After moving to Coppell, Tenley practiced gymnastics six hours a day, at the gym 6 a.m. to 12 p.m. and often returned for private lessons from 4:15 p.m. to 7 p.m. at Texas Dreams Gymnastics while doing online school at K-12 and I University in between. During this time, she went on official visits to colleges such as Alabama and Auburn for their gymnastic programs.
But the negative effects of practicing started to show. Tenley suffered from multiple back, arm, finger and ankle injuries.
When Tenley was 15, she decided to switch to cheer. She was able to incorporate her skills acquired from gymnastics into her cheerleading tumbling sequences.
“I was always in pain. I got to a point where I decided I could do something else that I enjoyed more,” Tenley said. “I needed to make a change that was going to make me happy. I saw cheer and thought that would be the best fit. I wanted to do it more than gymnastics. It was really calling my name.”
Tenely was able to transition easily from gymnastics to cheer due to her advanced tumbling and flexibility.
“It was a natural transition,” mother Kerri Colclasure said. “They tumble at pep rallies and at games. She loves people and she’s a motivator. She’s in her element with the team and encouraging other people.”
Unlike Tenley’s transition to cheer from gymnastics, Tali needed to acquire tumbling skills – a roundoff back handspring and back handspring – that were completely new to her.
“When Tali came to us after volleyball season and said she was going to try out, it was a big shock because she didn’t have any tumbling experience, but she knew she wanted to be a part of what Tenley did, the team, the camaraderie and cheering for a sport that [our family] loves,” Mrs. Colclasure said.

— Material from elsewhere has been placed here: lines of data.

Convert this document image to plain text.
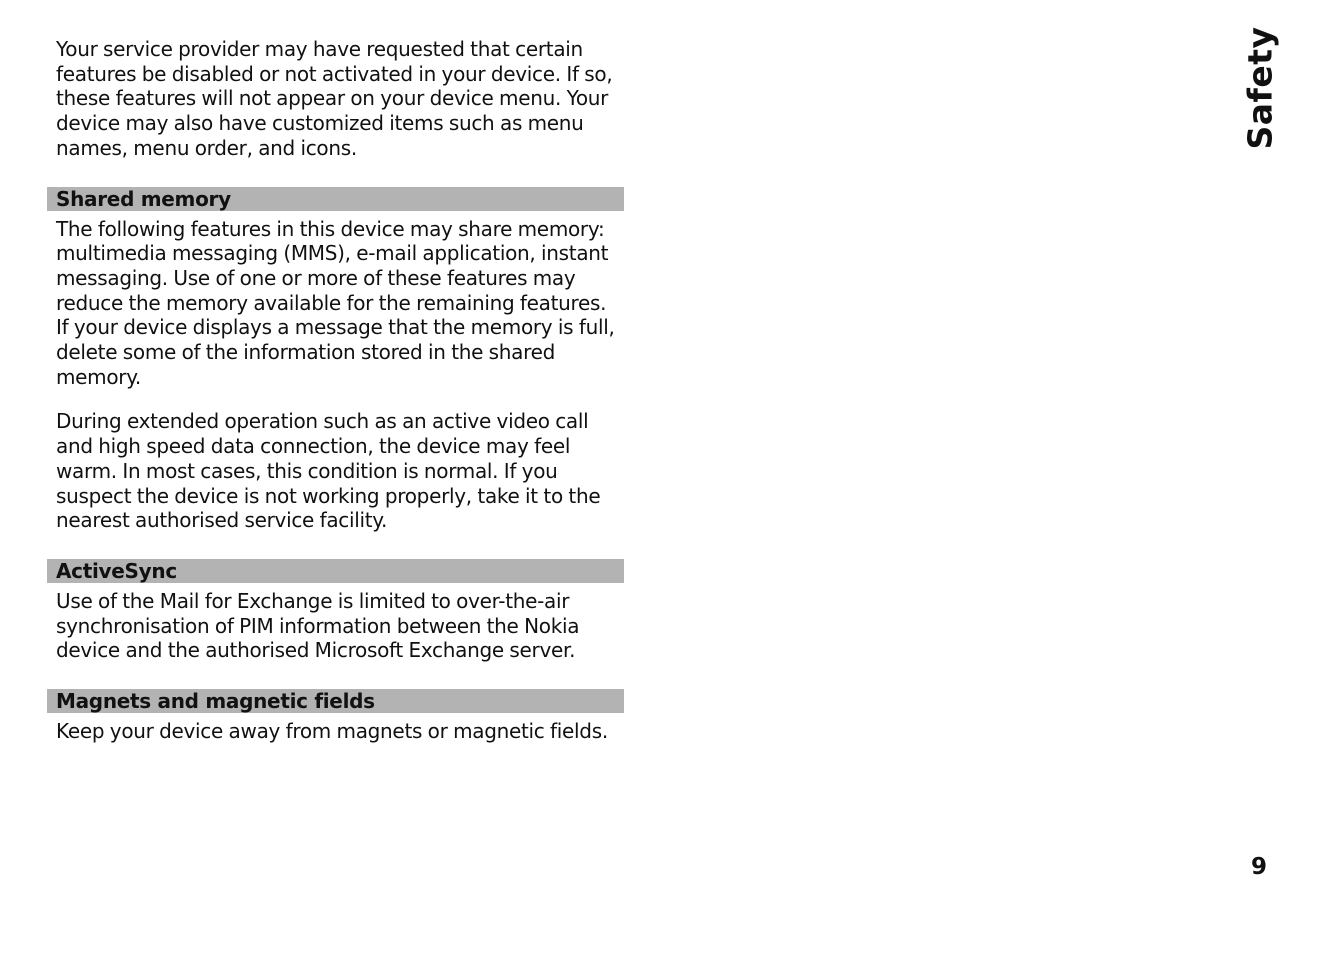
Your service provider may have requested that certain features be disabled or not activated in your device. If so, these features will not appear on your device menu. Your device may also have customized items such as menu names, menu order, and icons.

Shared memory

The following features in this device may share memory: multimedia messaging (MMS), e-mail application, instant messaging. Use of one or more of these features may reduce the memory available for the remaining features. If your device displays a message that the memory is full, delete some of the information stored in the shared memory.

During extended operation such as an active video call and high speed data connection, the device may feel warm. In most cases, this condition is normal. If you suspect the device is not working properly, take it to the nearest authorised service facility.

ActiveSync

Use of the Mail for Exchange is limited to over-the-air synchronisation of PIM information between the Nokia device and the authorised Microsoft Exchange server.

Magnets and magnetic fields

Keep your device away from magnets or magnetic fields.

Safety
9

Tali pushed herself, mastering the skills needed for tryouts. She trained at Texas Dreams Gymnastics and Spirit of Texas.
Tenley helped Tali train for cheerleading tryouts starting last January.
“As soon as I knew I was going to do cheer, I started taking tumbling classes,” Tali said. “It was a bit nerve-racking because there was no guarantee of making the team, even with my sister’s help.”
Despite their differences, the Colclasure sisters favorite part about cheerleading is the energy at football games and making an impact through the community service opportunities cheer provides, such as CCA (Coppell Cheer Association) and Cheer Bingo.
Tenley and Tali have come together despite their differences in athletic journeys, a multi-sport athlete and a retired level 10 gymnast to come together and cheer at CHS as sisters and teammates.
“Few people get to do sports with their sister, and especially with how close they are, it’s a unique experience,” Mrs. Colclasure said. “I’m excited for them to watch this year and see how it unfolds.”